Silverfish: Why They Like Your House
Though their name might suggest otherwise, silverfish are actually white or brown-grey in color. They do have a slight iridescence that makes them appear slippery. They are tear-drop in shape, but most people know them best by their bristles. There are three that protrude from the rear end. Additionally, two long antennae that bend back and stretch nearly the length of the body.
This insect is a very hardy breed. It has demonstrated a capability for living in extreme conditions, despite its obvious preference for cool, damp places. The nymphs develop faster in areas that are humid, so it only makes sense that the colonies would seek these locations. The majority of homeowners plagued with the problem will find the pests in basements, attics, kitchens or bathrooms. Unfortunately, the more mess there is on the premises, the more likely silverfish are to make a home. They are naturally drawn to paper and damp clothing, which provides ample hiding places, as well as the preferred climate. They will also slink their way into unopened boxes and bins, which have been stored in garages, sheds, and basements.

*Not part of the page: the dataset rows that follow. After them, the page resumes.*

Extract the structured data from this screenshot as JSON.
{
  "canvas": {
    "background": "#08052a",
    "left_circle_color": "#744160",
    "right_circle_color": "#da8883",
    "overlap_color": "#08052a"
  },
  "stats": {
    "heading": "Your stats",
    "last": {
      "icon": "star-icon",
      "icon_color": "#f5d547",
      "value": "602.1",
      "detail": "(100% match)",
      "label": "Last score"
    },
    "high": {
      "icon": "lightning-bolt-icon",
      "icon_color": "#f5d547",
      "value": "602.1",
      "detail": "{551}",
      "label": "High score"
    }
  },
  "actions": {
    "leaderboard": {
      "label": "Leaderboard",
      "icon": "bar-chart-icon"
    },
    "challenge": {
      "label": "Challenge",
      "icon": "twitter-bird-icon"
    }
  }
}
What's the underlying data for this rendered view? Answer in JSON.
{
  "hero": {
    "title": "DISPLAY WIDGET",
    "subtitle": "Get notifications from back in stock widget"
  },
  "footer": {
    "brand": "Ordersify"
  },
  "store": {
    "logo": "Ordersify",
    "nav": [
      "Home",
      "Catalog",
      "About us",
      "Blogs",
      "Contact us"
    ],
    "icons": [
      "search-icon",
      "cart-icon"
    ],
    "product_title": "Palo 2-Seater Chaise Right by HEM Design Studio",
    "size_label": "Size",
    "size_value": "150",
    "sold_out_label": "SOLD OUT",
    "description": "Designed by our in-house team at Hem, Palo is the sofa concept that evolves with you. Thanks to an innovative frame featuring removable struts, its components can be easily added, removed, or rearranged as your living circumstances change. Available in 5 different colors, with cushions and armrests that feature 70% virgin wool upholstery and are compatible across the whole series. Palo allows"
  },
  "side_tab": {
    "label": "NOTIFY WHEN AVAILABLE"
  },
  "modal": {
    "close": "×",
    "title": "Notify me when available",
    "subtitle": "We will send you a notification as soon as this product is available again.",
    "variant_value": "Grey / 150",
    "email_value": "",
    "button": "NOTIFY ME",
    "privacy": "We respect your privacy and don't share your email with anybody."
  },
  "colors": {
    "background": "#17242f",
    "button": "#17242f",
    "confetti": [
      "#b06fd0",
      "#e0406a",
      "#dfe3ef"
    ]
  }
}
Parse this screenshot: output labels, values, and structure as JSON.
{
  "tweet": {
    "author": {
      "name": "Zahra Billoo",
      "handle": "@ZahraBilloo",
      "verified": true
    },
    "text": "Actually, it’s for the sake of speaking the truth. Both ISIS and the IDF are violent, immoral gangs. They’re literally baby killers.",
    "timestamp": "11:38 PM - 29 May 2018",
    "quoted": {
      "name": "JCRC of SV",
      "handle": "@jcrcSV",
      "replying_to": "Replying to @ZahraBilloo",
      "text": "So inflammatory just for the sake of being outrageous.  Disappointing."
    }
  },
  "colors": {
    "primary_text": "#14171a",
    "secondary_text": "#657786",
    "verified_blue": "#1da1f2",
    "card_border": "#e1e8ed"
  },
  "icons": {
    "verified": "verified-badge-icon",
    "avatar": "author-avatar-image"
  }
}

Just like humans, Silverfish require carbohydrates to live. They feed on slightly different food, however. They will often eat through books, linens, glue, and will even feed on shampoo. This easily explains why the silverfish will seek out bathrooms and the stored goods in a nearby attic.
In addition to the obvious damage they can do, silverfish have also won disfavor among people for the fact that they leave behind their pepper-like feces wherever they go.
If you have been plagued with this pest for a while, you are probably wondering if the battle can ever be won. Unfortunately, the traps and pesticides marketed to the public will only exterminate individual bugs without addressing the colony lurking nearby. Natural remedies have also proven less than adequate. Cinnamon, for instance, has proven to be a good deterrent, but it does not kill the insects or the eggs, which means that the colony can continue producing until the problem gets out of hand.